Rudal Rusia Hantam Kyiv, Serangan Ganas Landa Ibu Kota Ukraina
Rusia melancarkan serangan ganas ke ibu kota Ukraina, Kyiv, dengan rudal-rudal yang menghantam sejumlah objek penting di kota tersebut. Serangan ini terjadi pada Kamis (12/2/2026), menciptakan situasi mencekam di pusat pemerintahan Ukraina.
Laporan Resmi dari Wali Kota Kyiv
Wali Kota Kyiv, Vitali Klitschko, mengonfirmasi melalui Telegram bahwa serangan besar-besaran terhadap ibu kota masih berlangsung. Pernyataan ini dilansir dari kantor berita Reuters dan Al Arabiya, menunjukkan intensitas serangan yang tinggi. Klitschko menjelaskan bahwa serangan telah terjadi terhadap bangunan-bangunan perumahan dan non-perumahan di kedua sisi Sungai Dnipro, yang membelah kota Kyiv menjadi dua bagian.
Meskipun pecahan rudal jatuh di dekat dua bangunan perumahan di satu distrik, tidak ada kebakaran yang dilaporkan. Hingga saat ini, tidak ada korban jiwa yang tercatat, memberikan sedikit kelegaan di tengah kekacauan. Namun, situasi tetap genting dengan peringatan serangan udara yang masih berlaku hingga jauh setelah tengah malam waktu setempat.
Dampak Serangan di Wilayah Lain
Tymur Tkachenko, kepala administrasi militer ibu kota Ukraina, melaporkan bahwa setidaknya satu serangan tercatat di pinggiran timur Kyiv. Saksi mata dari Reuters mendengar ledakan bergema di seluruh kota, menggambarkan suasana panik dan ketidakpastian. Selain Kyiv, kota Dnipro di Ukraina tenggara juga menjadi target serangan.
Gubernur setempat, Oleksandr Ganzha, menulis di Telegram bahwa beberapa rumah pribadi dan mobil mengalami kerusakan akibat serangan di Dnipro. Tidak ada indikasi adanya korban jiwa di kota tersebut, namun kerusakan infrastruktur cukup signifikan. Peringatan serangan udara tetap aktif di Kyiv dan Dnipro, mengisyaratkan kemungkinan serangan lanjutan.
Konteks Perang yang Berkepanjangan
Serangan ini terjadi dalam konteks perang yang telah berlangsung lama antara Rusia dan Ukraina. Sebelumnya, pada Rabu (11/2) malam waktu setempat, serangan udara Ukraina menghantam kilang minyak di Volgograd, Rusia, dan memicu kebakaran besar. Postingan militer Ukraina di Facebook mengonfirmasi insiden ini, menunjukkan eskalasi konflik di kedua sisi.

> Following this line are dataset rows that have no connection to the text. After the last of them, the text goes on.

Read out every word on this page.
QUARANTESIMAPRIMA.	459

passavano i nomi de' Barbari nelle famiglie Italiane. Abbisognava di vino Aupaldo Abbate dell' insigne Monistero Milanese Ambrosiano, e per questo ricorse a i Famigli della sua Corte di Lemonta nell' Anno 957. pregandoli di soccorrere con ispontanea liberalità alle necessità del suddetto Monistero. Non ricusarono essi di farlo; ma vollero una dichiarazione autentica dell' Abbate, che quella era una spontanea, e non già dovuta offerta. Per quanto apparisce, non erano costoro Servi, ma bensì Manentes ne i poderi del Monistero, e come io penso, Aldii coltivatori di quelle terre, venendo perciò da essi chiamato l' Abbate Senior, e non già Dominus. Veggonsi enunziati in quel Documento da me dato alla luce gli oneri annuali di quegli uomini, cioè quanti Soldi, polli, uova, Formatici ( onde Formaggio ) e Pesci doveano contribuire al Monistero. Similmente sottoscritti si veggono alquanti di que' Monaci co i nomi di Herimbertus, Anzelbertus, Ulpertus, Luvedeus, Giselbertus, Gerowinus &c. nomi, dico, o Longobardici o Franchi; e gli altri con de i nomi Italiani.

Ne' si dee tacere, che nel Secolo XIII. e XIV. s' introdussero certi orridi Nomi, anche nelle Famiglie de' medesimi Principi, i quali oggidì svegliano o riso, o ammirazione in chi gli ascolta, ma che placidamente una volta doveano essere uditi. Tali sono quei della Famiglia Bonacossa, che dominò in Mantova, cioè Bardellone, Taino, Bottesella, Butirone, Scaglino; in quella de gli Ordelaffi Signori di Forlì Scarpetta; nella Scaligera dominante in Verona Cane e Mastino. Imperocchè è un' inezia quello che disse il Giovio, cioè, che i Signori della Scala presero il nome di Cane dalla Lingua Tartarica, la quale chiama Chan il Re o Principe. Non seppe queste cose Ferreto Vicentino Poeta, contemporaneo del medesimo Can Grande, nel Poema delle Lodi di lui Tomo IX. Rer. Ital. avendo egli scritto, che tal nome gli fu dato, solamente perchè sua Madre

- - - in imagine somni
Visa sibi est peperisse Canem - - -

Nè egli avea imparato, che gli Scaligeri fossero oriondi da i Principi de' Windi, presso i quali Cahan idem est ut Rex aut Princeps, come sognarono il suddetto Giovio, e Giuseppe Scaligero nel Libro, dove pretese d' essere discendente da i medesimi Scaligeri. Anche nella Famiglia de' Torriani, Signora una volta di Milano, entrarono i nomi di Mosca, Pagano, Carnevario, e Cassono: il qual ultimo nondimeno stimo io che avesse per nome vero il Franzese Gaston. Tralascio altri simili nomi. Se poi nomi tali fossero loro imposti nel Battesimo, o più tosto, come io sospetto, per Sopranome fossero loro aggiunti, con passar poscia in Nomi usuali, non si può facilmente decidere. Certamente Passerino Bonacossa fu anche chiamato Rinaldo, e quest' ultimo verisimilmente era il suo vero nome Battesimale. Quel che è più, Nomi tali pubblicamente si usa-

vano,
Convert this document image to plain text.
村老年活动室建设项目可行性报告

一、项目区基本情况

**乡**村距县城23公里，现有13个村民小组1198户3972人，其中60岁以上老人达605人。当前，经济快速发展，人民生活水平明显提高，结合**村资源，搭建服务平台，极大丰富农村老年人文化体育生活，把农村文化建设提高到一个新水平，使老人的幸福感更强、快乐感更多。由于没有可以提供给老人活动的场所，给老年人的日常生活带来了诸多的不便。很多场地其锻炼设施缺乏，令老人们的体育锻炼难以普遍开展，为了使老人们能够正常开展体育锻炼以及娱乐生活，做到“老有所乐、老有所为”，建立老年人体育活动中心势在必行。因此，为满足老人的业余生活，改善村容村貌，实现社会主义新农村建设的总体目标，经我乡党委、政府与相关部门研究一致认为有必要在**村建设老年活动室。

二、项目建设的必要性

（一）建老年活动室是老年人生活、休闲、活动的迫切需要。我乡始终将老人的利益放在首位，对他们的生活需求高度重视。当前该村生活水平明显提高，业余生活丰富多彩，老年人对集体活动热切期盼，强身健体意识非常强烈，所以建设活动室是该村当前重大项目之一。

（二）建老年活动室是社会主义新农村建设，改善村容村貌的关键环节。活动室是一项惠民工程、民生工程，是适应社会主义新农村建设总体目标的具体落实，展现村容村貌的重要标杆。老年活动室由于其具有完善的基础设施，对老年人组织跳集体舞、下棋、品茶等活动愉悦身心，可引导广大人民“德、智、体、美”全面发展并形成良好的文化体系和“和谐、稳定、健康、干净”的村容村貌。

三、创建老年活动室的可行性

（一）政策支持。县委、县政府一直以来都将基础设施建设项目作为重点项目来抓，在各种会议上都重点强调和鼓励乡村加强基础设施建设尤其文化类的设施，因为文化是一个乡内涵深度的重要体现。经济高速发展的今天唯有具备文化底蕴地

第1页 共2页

Juru bicara militer Ukraina untuk wilayah selatan, Vladyslav Voloshyn, menyatakan kepada kantor berita Ukrinform bahwa pasukan Ukraina masih memegang kendali atas Zaliznychne di wilayah garis depan Zaporizhia. Pernyataan ini menanggapi klaim Rusia yang mengaku telah menduduki pemukiman tersebut, memperlihatkan dinamika pertempuran yang kompleks.
Dampak di Wilayah Rusia
Di sisi lain, serangan Ukraina di wilayah Belgorod, Rusia, dilaporkan menewaskan seorang sipil dan melukai setidaknya tujuh orang lain. Pejabat setempat yang dikutip oleh kantor berita Rusia, TASS, mengonfirmasi korban jiwa ini. Selain itu, serangan tersebut merusak infrastruktur air, menyebabkan terputusnya pasokan air di beberapa desa di distrik Borisovsky dan Rakityansky.
Perusahaan air wilayah itu mengeluarkan keterangan melalui postingan di Telegram, menjelaskan bahwa kerusakan infrastruktur telah mengganggu kehidupan warga di daerah perbatasan Rusia dengan Ukraina. Insiden ini memperburuk ketegangan antara kedua negara, dengan dampak humaniter yang semakin meluas.
Secara keseluruhan, serangan rudal Rusia ke Kyiv dan wilayah lain di Ukraina menandai babak baru dalam konflik yang telah menelan banyak korban dan kerusakan. Masyarakat internasional terus memantau perkembangan ini, dengan harapan dapat menemukan solusi damai untuk mengakhiri penderitaan di kawasan tersebut.